Abstract
Background
Benign broncho-esophageal fistula (BEF) is a rare condition that often results from infections, trauma, or prior surgical interventions. This study evaluates the outcomes of surgical management of BEF, emphasizing the role of video-assisted thoracoscopic surgery.
Methods
A retrospective analysis of 19 patients who underwent surgical management for benign BEF was conducted. Patient demographics, fistula characteristics, surgical approach, perioperative outcomes, and complications were assessed.
Results
The cohort comprised 14 males (73.7%) and 5 females (26.3%) with a median age of 34 years (range: 19–63 years). The left main bronchus was the most common fistula location (n = 10, 52.6%) followed by right lower lobe (n = 6, 31.6%), left lower lobe (n = 2, 10.5%), and right bronchus intermedius (n = 1, 5.3%).

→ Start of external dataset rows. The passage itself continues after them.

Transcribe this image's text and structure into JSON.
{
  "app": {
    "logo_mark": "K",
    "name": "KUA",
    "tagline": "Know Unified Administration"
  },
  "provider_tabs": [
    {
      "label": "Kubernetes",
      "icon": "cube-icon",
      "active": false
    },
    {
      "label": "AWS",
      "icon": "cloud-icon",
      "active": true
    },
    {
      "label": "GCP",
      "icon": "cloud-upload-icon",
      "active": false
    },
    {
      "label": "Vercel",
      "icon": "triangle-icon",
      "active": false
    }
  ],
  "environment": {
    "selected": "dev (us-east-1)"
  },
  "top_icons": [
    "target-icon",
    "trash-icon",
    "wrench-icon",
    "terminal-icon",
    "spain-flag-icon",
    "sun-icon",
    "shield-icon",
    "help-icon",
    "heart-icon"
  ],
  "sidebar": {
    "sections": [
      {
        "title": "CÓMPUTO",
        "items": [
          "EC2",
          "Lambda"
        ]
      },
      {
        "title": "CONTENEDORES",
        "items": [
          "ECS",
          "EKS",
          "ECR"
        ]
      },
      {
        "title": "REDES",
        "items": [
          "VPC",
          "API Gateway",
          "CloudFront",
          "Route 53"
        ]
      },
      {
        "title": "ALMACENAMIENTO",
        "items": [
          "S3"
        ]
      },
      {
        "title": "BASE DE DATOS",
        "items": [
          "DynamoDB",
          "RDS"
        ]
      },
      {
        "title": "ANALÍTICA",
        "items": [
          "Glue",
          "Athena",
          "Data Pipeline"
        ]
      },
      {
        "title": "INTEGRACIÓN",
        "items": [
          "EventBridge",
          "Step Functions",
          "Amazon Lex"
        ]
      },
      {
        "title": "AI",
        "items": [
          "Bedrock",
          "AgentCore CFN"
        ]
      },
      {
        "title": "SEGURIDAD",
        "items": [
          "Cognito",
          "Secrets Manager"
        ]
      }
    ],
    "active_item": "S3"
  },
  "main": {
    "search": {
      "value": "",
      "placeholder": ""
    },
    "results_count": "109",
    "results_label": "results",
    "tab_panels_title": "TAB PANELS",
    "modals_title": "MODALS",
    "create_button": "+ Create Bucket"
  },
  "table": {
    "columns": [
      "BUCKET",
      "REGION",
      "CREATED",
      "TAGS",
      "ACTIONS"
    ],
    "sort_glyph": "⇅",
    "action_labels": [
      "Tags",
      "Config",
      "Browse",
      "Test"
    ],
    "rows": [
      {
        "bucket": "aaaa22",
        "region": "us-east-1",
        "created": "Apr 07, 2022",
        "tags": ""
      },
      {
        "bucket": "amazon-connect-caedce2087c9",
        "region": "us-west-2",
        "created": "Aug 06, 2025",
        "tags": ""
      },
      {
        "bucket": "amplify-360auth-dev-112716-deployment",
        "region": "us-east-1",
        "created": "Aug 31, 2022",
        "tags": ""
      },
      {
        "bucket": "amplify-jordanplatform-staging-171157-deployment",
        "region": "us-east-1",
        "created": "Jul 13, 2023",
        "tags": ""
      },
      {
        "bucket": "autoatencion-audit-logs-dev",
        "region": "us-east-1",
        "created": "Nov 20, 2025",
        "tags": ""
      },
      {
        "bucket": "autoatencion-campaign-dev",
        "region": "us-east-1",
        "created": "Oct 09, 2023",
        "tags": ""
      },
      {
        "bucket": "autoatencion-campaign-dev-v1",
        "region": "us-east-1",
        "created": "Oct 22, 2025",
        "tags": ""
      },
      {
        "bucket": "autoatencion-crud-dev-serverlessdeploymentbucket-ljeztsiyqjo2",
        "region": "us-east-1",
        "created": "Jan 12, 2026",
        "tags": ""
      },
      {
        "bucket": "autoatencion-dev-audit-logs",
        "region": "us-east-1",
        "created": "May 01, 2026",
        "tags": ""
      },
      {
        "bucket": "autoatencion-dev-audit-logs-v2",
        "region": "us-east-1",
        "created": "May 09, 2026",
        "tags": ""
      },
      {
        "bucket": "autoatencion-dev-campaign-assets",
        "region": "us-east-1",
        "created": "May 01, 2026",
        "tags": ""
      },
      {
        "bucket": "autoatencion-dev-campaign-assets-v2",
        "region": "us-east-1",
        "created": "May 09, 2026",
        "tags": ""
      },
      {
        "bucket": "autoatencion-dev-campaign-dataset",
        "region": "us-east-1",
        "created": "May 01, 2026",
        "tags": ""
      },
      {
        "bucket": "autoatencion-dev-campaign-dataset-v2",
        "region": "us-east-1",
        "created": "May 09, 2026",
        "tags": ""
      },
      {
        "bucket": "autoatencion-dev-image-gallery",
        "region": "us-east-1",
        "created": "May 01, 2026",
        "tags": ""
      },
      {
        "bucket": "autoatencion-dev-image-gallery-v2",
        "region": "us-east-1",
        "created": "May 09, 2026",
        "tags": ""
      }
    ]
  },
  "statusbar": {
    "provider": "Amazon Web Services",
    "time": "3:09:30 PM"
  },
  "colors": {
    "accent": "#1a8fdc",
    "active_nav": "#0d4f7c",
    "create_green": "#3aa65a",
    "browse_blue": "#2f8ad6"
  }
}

A prior history of antitubercular treatment was noted in 15 patients (79%). Video-assisted thoracic surgery was successfully performed in 17 patients (89.5%), while 2 (10.5%) required conversion to thoracotomy due to dense adhesions. During surgery, division of fistula alone was performed in 14 patients (73.7%). The distal lung destruction necessitated lobectomy in 3 patients (15.78%) and wedge resection in 2 patients (10.52%). The mean operative time was 120 min, with a median hospital stay of 5.5 days. Two patients (10.5%) experienced complications, including a minimal esophageal leak managed with a stent and a case of postoperative pneumonia which resolved with conservative measures. No recurrences were observed during a median follow-up of 48 months.
Conclusions
Video-assisted thoracic surgery is a safe and effective approach for managing benign BEF, offering excellent long-term outcomes with minimal morbidity. Conversion to thoracotomy is required in select cases with dense adhesions.